6. Term of Award. This Award may be exercised only within the term set out in the Notice of Award above, and may be exercised during such term only in accordance with the Plan and the terms of this Award Agreement.
7. Award Holder’s Representations. In the event the Shares have not been registered under the Securities Act of 1933, as amended (the “Securities Act”), at the time this Award is exercised, the Award Holder shall, if required by the Company, concurrently with the exercise of all or any portion of this Award, deliver to the Company their Investment Representation Statement in the form attached hereto as Exhibit B, or in such other form as the Company may require.
8. Reliance End Date. Until the Company becomes subject to the reporting requirements of Section 13 or 15(d) of the Exchange Act, or after the Administrator determines that it is, will, or may no longer be relying upon the exemption from registration of Options under the Exchange Act as set forth in Rule 12h-1(f) promulgated under the Exchange Act (the “Reliance End Date”), the Award Holder shall not transfer this Award or, prior to exercise, the Shares subject to this Award, in any manner other than (i) to persons who are “family members” (as defined in Rule 701(c)(3) of the Securities Act) through gifts or domestic relations orders, or (ii) to an executor or guardian of the Award Holder upon the death or Disability of the Award Holder. Until the Reliance End Date, the Award and, prior to exercise, the Shares subject to this Award, may not be pledged, hypothecated or otherwise transferred or disposed of, including by entering into any short position, any “put equivalent position” or any “call equivalent position” (as defined in Rule 16a-1(h) and Rule 16a-1(b) of the Exchange Act, respectively), other than as permitted in clauses (i) and (ii) of this paragraph.

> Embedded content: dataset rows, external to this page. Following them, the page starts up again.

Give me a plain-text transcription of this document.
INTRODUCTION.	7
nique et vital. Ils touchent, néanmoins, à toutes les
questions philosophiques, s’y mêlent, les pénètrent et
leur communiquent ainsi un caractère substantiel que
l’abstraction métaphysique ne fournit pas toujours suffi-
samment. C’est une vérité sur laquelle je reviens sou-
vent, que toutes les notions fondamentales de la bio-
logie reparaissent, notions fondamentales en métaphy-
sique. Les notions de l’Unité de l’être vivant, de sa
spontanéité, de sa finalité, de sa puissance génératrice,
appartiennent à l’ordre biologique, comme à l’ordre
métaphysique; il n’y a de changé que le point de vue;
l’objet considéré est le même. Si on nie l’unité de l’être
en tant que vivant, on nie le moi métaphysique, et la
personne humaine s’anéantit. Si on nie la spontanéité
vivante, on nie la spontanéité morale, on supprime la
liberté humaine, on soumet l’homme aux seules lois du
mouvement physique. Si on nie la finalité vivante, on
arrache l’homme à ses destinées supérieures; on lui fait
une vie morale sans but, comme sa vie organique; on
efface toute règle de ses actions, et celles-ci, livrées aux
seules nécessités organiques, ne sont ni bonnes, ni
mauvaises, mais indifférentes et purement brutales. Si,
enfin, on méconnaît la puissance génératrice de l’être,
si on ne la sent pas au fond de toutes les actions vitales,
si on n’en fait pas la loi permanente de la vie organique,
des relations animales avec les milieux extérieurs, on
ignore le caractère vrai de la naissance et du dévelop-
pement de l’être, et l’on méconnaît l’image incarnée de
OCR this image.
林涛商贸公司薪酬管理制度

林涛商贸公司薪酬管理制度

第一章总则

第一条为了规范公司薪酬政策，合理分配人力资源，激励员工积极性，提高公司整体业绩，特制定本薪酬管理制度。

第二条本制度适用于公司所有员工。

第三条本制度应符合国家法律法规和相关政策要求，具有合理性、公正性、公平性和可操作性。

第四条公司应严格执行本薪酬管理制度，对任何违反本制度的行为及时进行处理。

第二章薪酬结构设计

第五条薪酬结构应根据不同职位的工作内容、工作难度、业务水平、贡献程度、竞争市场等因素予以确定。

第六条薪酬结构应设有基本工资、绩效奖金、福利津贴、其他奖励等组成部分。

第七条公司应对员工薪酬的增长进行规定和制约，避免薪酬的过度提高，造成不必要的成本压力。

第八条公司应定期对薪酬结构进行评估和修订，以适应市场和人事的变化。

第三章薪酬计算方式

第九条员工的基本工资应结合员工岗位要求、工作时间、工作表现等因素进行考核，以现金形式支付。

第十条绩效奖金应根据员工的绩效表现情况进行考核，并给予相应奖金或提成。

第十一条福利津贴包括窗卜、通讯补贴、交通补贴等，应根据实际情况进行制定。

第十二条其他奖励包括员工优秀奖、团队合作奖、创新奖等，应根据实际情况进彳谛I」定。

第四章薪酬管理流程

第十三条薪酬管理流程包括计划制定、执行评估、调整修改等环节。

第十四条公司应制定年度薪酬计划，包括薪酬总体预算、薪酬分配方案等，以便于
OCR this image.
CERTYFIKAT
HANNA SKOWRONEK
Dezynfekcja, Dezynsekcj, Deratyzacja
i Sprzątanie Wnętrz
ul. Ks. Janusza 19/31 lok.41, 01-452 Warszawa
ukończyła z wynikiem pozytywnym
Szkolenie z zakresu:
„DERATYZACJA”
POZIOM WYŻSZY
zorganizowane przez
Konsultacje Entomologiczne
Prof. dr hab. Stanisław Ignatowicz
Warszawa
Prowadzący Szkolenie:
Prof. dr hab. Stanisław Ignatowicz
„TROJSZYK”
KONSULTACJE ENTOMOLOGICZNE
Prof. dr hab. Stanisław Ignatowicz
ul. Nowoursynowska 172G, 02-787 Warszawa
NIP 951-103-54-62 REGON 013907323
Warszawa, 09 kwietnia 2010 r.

9. Lock-Up Period. The Award Holder hereby agrees that the Award Holder shall not offer, pledge, sell, contract to sell, sell any option or contract to purchase, purchase any option or contract to sell, grant any option, right or warrant to purchase, lend, or otherwise transfer or dispose of, directly or indirectly, any Common Shares (or other securities) of the Company or enter into any swap, hedging or other arrangement that transfers to another, in whole or in part, any of the economic consequences of ownership of any Common Shares (or other securities) of the Company held by the Award Holder (other than those included in the registration) for a period specified by the representative of the underwriters of Common Shares (or other securities) of the Company not to exceed one hundred and eighty (180) days following the effective date of any registration statement of the Company filed under the Securities Act (or such other period as may be requested by the Company or the underwriters to accommodate regulatory restrictions on (i) the publication or other distribution of research reports and (ii) analyst recommendations and opinions, including, but not limited to, the restrictions contained in NASD Rule 2711(f)(4) or NYSE Rule 472(f)(4), or any successor provisions or amendments thereto).
The Award Holder agrees to execute and deliver such other agreements as may be reasonably requested by the Company or the underwriter which are consistent with the foregoing or which are necessary to give further effect thereto. In addition, if requested by the Company or the representative of the underwriters of Common Shares (or other securities) of the Company, the Award Holder shall provide, within ten (10) days of such request, such information as may be required by the Company or such representative in connection with the completion of any public offering of the Company’s securities pursuant to a registration statement filed under the Securities Act. The obligations described in this Section 9 shall not apply to a registration relating solely to employee benefit plans on Form S-1 or Form S-8 or similar forms that may be promulgated in the future, or a registration relating solely to a Commission Rule 145 transaction on Form S-4 or similar forms that may be promulgated in the future. The Company may impose stop-transfer instructions with respect to the shares of Common Shares (or other securities) subject to the foregoing restriction until the end of said one hundred and eighty (180) day (or other) period. the Award Holder agrees that any transferee of the Award or Shares acquired pursuant to the Award shall be bound by this Section 9.